Patients with type 1 diabetes surviving 90 days after MI (n = 1508; 60% male, mean age = 62.1 years) or without any type of diabetes (n = 62,785) in Finland during 2005-2018 were retrospectively studied using multiple national registries. The primary outcome of interest was a combined major adverse cardiovascular event (MACE; cardiovascular death, recurrent MI, ischemic stroke, or heart failure hospitalization) studied with a competing risk Fine-Gray analyses. Median follow-up was 3.9 years (maximum 12 years). Differences between groups were balanced by multivariable adjustments and propensity score matching (n = 1401 patient pairs).
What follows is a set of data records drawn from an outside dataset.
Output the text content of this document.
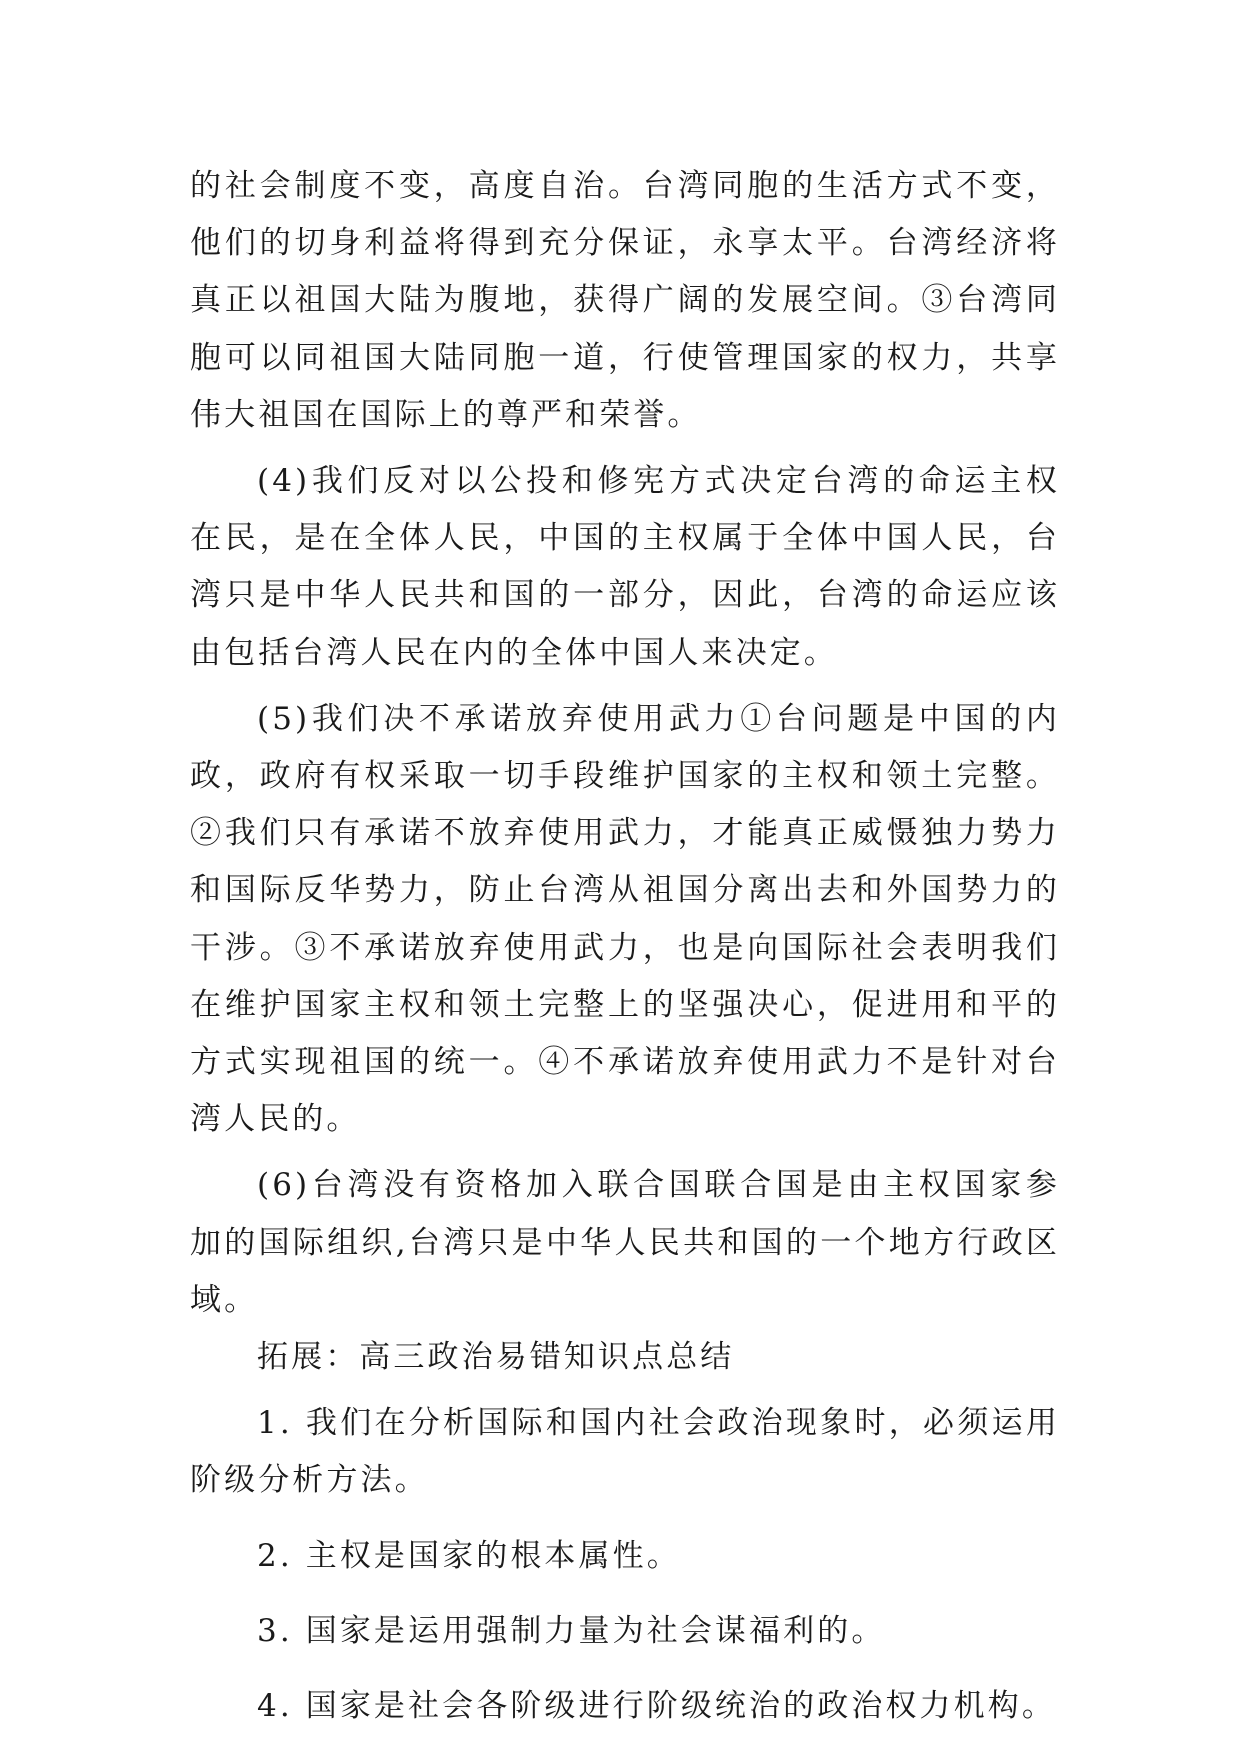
的社会制度不变，高度自治。台湾同胞的生活方式不变，他们的切身利益将得到充分保证，永享太平。台湾经济将真正以祖国大陆为腹地，获得广阔的发展空间。③台湾同胞可以同祖国大陆同胞一道，行使管理国家的权力，共享伟大祖国在国际上的尊严和荣誉。

(4)我们反对以公投和修宪方式决定台湾的命运主权在民，是在全体人民，中国的主权属于全体中国人民，台湾只是中华人民共和国的一部分，因此，台湾的命运应该由包括台湾人民在内的全体中国人来决定。

(5)我们决不承诺放弃使用武力①台问题是中国的内政，政府有权采取一切手段维护国家的主权和领土完整。②我们只有承诺不放弃使用武力，才能真正威慑独力势力和国际反华势力，防止台湾从祖国分离出去和外国势力的干涉。③不承诺放弃使用武力，也是向国际社会表明我们在维护国家主权和领土完整上的坚强决心，促进用和平的方式实现祖国的统一。④不承诺放弃使用武力不是针对台湾人民的。

(6)台湾没有资格加入联合国联合国是由主权国家参加的国际组织,台湾只是中华人民共和国的一个地方行政区域。

拓展：高三政治易错知识点总结

1. 我们在分析国际和国内社会政治现象时，必须运用阶级分析方法。

2. 主权是国家的根本属性。

3. 国家是运用强制力量为社会谋福利的。

4. 国家是社会各阶级进行阶级统治的政治权力机构。
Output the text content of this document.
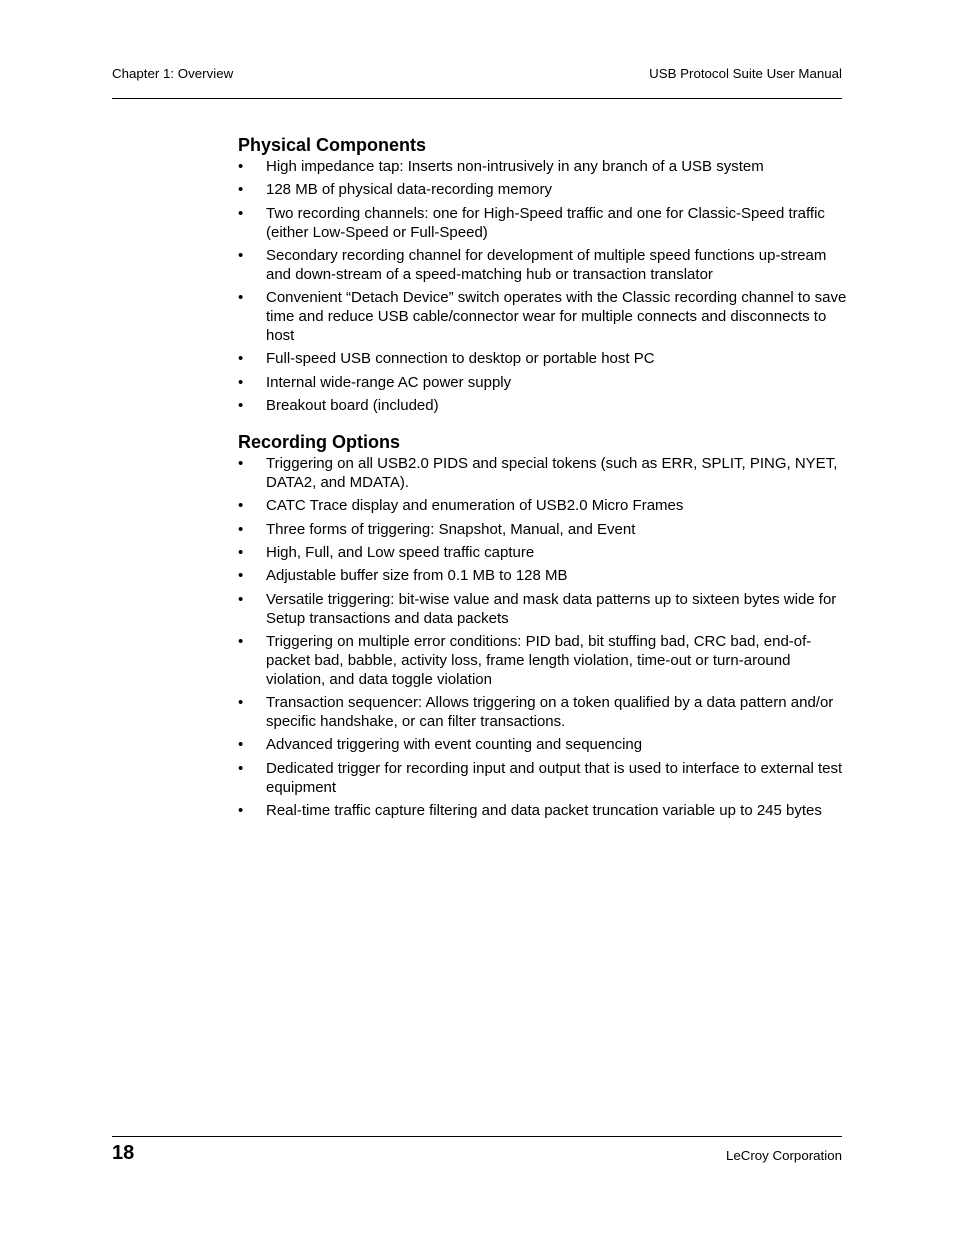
Chapter 1: Overview	USB Protocol Suite User Manual
Physical Components
• High impedance tap: Inserts non-intrusively in any branch of a USB system
• 128 MB of physical data-recording memory
• Two recording channels: one for High-Speed traffic and one for Classic-Speed traffic (either Low-Speed or Full-Speed)
• Secondary recording channel for development of multiple speed functions up-stream and down-stream of a speed-matching hub or transaction translator
• Convenient “Detach Device” switch operates with the Classic recording channel to save time and reduce USB cable/connector wear for multiple connects and disconnects to host
• Full-speed USB connection to desktop or portable host PC
• Internal wide-range AC power supply
• Breakout board (included)
Recording Options
• Triggering on all USB2.0 PIDS and special tokens (such as ERR, SPLIT, PING, NYET, DATA2, and MDATA).
• CATC Trace display and enumeration of USB2.0 Micro Frames
• Three forms of triggering: Snapshot, Manual, and Event
• High, Full, and Low speed traffic capture
• Adjustable buffer size from 0.1 MB to 128 MB
• Versatile triggering: bit-wise value and mask data patterns up to sixteen bytes wide for Setup transactions and data packets
• Triggering on multiple error conditions: PID bad, bit stuffing bad, CRC bad, end-of-packet bad, babble, activity loss, frame length violation, time-out or turn-around violation, and data toggle violation
• Transaction sequencer: Allows triggering on a token qualified by a data pattern and/or specific handshake, or can filter transactions.
• Advanced triggering with event counting and sequencing
• Dedicated trigger for recording input and output that is used to interface to external test equipment
• Real-time traffic capture filtering and data packet truncation variable up to 245 bytes
18	LeCroy Corporation
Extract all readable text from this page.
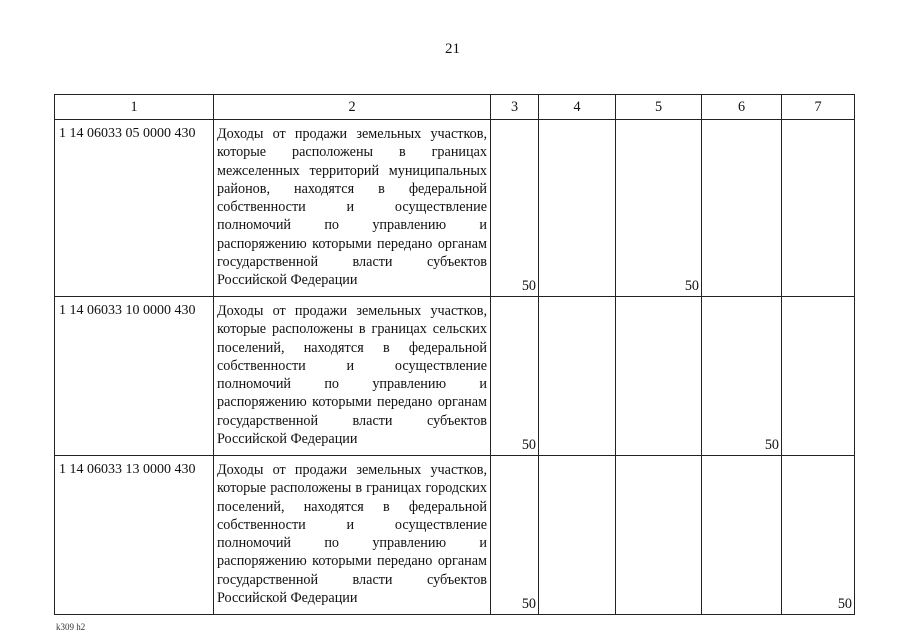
21
1	2	3	4	5	6	7
1 14 06033 05 0000 430	Доходы от продажи земельных участков, которые расположены в границах межселенных территорий муниципальных районов, находятся в федеральной собственности и осуществление полномочий по управлению и распоряжению которыми передано органам государственной власти субъектов Российской Федерации	50		50		
1 14 06033 10 0000 430	Доходы от продажи земельных участков, которые расположены в границах сельских поселений, находятся в федеральной собственности и осуществление полномочий по управлению и распоряжению которыми передано органам государственной власти субъектов Российской Федерации	50			50	
1 14 06033 13 0000 430	Доходы от продажи земельных участков, которые расположены в границах городских поселений, находятся в федеральной собственности и осуществление полномочий по управлению и распоряжению которыми передано органам государственной власти субъектов Российской Федерации	50				50
k309 h2
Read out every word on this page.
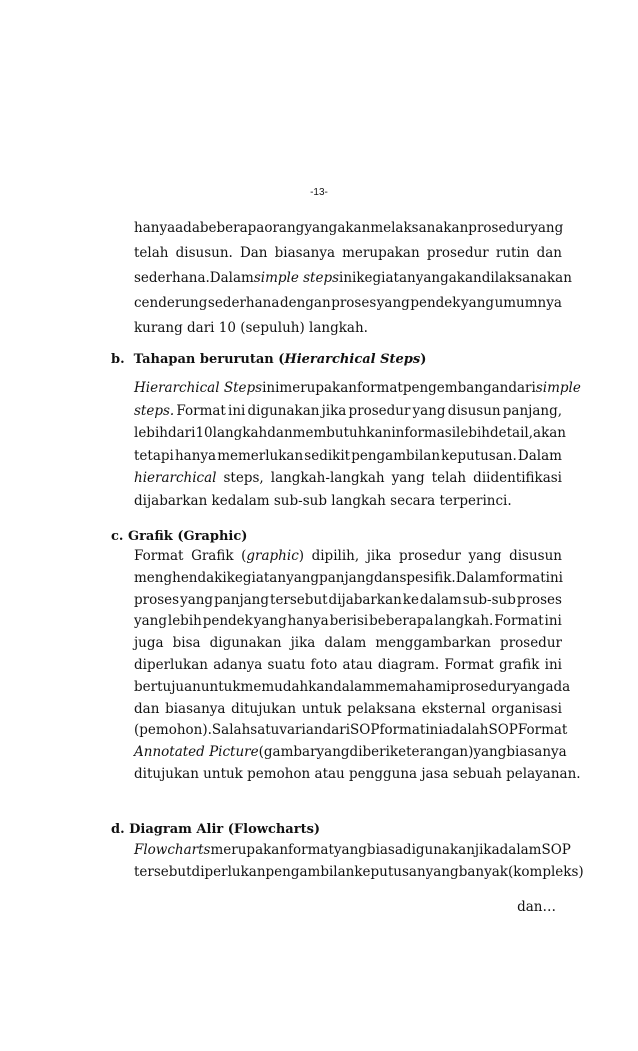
-13-
hanya ada beberapa orang yang akan melaksanakan prosedur yang
telah disusun. Dan biasanya merupakan prosedur rutin dan
sederhana. Dalam simple steps ini kegiatan yang akan dilaksanakan
cenderung sederhana dengan proses yang pendek yang umumnya
kurang dari 10 (sepuluh) langkah.
b.  Tahapan berurutan (Hierarchical Steps)
Hierarchical Steps ini merupakan format pengembangan dari simple
steps. Format ini digunakan jika prosedur yang disusun panjang,
lebih dari 10 langkah dan membutuhkan informasi lebih detail, akan
tetapi hanya memerlukan sedikit pengambilan keputusan. Dalam
hierarchical steps, langkah-langkah yang telah diidentifikasi
dijabarkan kedalam sub-sub langkah secara terperinci.
c. Grafik (Graphic)
Format Grafik (graphic) dipilih, jika prosedur yang disusun
menghendaki kegiatan yang panjang dan spesifik. Dalam format ini
proses yang panjang tersebut dijabarkan ke dalam sub-sub proses
yang lebih pendek yang hanya berisi beberapa langkah. Format ini
juga bisa digunakan jika dalam menggambarkan prosedur
diperlukan adanya suatu foto atau diagram. Format grafik ini
bertujuan untuk memudahkan dalam memahami prosedur yang ada
dan biasanya ditujukan untuk pelaksana eksternal organisasi
(pemohon). Salah satu varian dari SOP format ini adalah SOP Format
Annotated Picture (gambar yang diberi keterangan) yang biasanya
ditujukan untuk pemohon atau pengguna jasa sebuah pelayanan.
d. Diagram Alir (Flowcharts)
Flowcharts merupakan format yang biasa digunakan jika dalam SOP
tersebut diperlukan pengambilan keputusan yang banyak (kompleks)
dan…
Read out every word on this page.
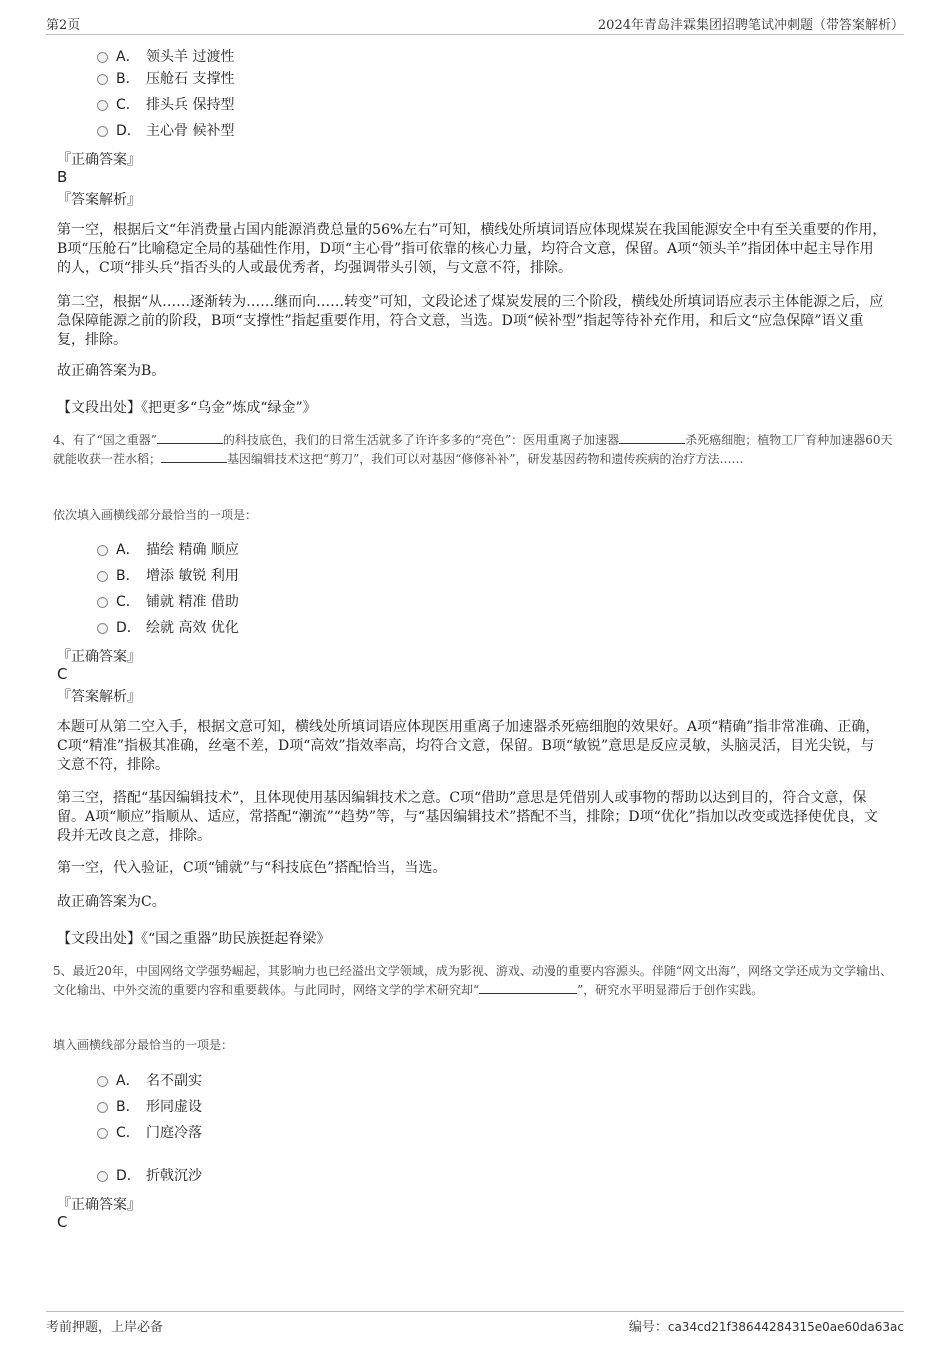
第2页	2024年青岛沣霖集团招聘笔试冲刺题（带答案解析）
A． 领头羊 过渡性
B． 压舱石 支撑性
C． 排头兵 保持型
D． 主心骨 候补型
『正确答案』
B
『答案解析』
第一空，根据后文“年消费量占国内能源消费总量的56%左右”可知，横线处所填词语应体现煤炭在我国能源安全中有至关重要的作用，B项“压舱石”比喻稳定全局的基础性作用，D项“主心骨”指可依靠的核心力量，均符合文意，保留。A项“领头羊”指团体中起主导作用的人，C项“排头兵”指否头的人或最优秀者，均强调带头引领，与文意不符，排除。
第二空，根据“从……逐渐转为……继而向……转变”可知，文段论述了煤炭发展的三个阶段，横线处所填词语应表示主体能源之后，应急保障能源之前的阶段，B项“支撑性”指起重要作用，符合文意，当选。D项“候补型”指起等待补充作用，和后文“应急保障”语义重复，排除。
故正确答案为B。
【文段出处】《把更多“乌金”炼成“绿金”》
4、有了“国之重器”	的科技底色，我们的日常生活就多了许许多多的“亮色”：医用重离子加速器	杀死癌细胞；植物工厂育种加速器60天就能收获一茬水稻；	基因编辑技术这把“剪刀”，我们可以对基因“修修补补”，研发基因药物和遗传疾病的治疗方法……
依次填入画横线部分最恰当的一项是：
A． 描绘 精确 顺应
B． 增添 敏锐 利用
C． 铺就 精准 借助
D． 绘就 高效 优化
『正确答案』
C
『答案解析』
本题可从第二空入手，根据文意可知，横线处所填词语应体现医用重离子加速器杀死癌细胞的效果好。A项“精确”指非常准确、正确，C项“精准”指极其准确，丝毫不差，D项“高效”指效率高，均符合文意，保留。B项“敏锐”意思是反应灵敏，头脑灵活，目光尖锐，与文意不符，排除。
第三空，搭配“基因编辑技术”，且体现使用基因编辑技术之意。C项“借助”意思是凭借别人或事物的帮助以达到目的，符合文意，保留。A项“顺应”指顺从、适应，常搭配“潮流”“趋势”等，与“基因编辑技术”搭配不当，排除；D项“优化”指加以改变或选择使优良，文段并无改良之意，排除。
第一空，代入验证，C项“铺就”与“科技底色”搭配恰当，当选。
故正确答案为C。
【文段出处】《“国之重器”助民族挺起脊梁》
5、最近20年，中国网络文学强势崛起，其影响力也已经溢出文学领域，成为影视、游戏、动漫的重要内容源头。伴随“网文出海”，网络文学还成为文学输出、文化输出、中外交流的重要内容和重要载体。与此同时，网络文学的学术研究却“	”，研究水平明显滞后于创作实践。
填入画横线部分最恰当的一项是：
A． 名不副实
B． 形同虚设
C． 门庭冷落
D． 折戟沉沙
『正确答案』
C
考前押题，上岸必备	编号：ca34cd21f38644284315e0ae60da63ac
Cumulative incidence of MACE after MI was higher in patients with type 1 diabetes (67.6%) compared to propensity score-matched patients without diabetes (46.0%) (sub-distribution hazard ratio [sHR]: 1.94; 95% confidence interval [CI]: 1.74-2.17; p < 0.0001). Probabilities of cardiovascular death (sHR 1.81; p < 0.0001), recurrent MI (sHR 1.91; p < 0.0001), ischemic stroke (sHR 1.50; p = 0.0003), and heart failure hospitalization (sHR 1.98; p < 0.0001) were higher in patients with type 1 diabetes. Incidence of MACE was higher in diabetes patients than in controls in subgroups of men and women, patients aged < 60 and ≥ 60 years, revascularized and non-revascularized patients, and patients with and without atrial fibrillation, heart failure, or malignancy.
Patients with type 1 diabetes have notably poorer long-term cardiovascular prognosis after an MI compared to patients without diabetes. These results underline the importance of effective secondary prevention after MI in patients with type 1 diabetes.
探讨 1 型糖尿病患者心肌梗死后的长期心血管预后。
芬兰在 2005 年至 2018 年期间,使用多个国家登记处对 1508 例(60%为男性,平均年龄 62.1 岁)存活 90 天后发生心肌梗死(MI)且患有 1 型糖尿病的患者(n=1508;60%为男性,平均年龄 62.1 岁)或无任何类型糖尿病(n=62785)的患者进行了回顾性研究。主要观察终点为采用竞争风险 Fine-Gray 分析的复合主要不良心血管事件(MACE;心血管死亡、再发心肌梗死、缺血性卒中和心力衰竭住院)。中位随访时间为 3.9 年(最长 12 年)。通过多变量调整和倾向评分匹配(n=1401 对患者)平衡组间差异。
与匹配的无糖尿病患者(46.0%)相比,1 型糖尿病患者发生 MI 后 MACE 的累积发生率更高(67.6%)(亚分布风险比 [sHR]:1.94;95%置信区间 [CI]:1.74-2.17;p<0.0001)。心血管死亡(sHR 1.81;p<0.0001)、再发心肌梗死(sHR 1.91;p<0.0001)、缺血性卒中和心力衰竭住院(sHR 1.98;p<0.0001)的风险在 1 型糖尿病患者中更高。在男性和女性、年龄<60 岁和≥60 岁、血运重建和非血运重建患者、伴或不伴心房颤动、心力衰竭或恶性肿瘤的患者亚组中,糖尿病患者的 MACE 发生率高于对照组。
与无糖尿病患者相比,1 型糖尿病患者发生 MI 后长期心血管预后明显较差。这些结果强调了在 1 型糖尿病患者中进行有效的二级预防对 MI 后的重要性。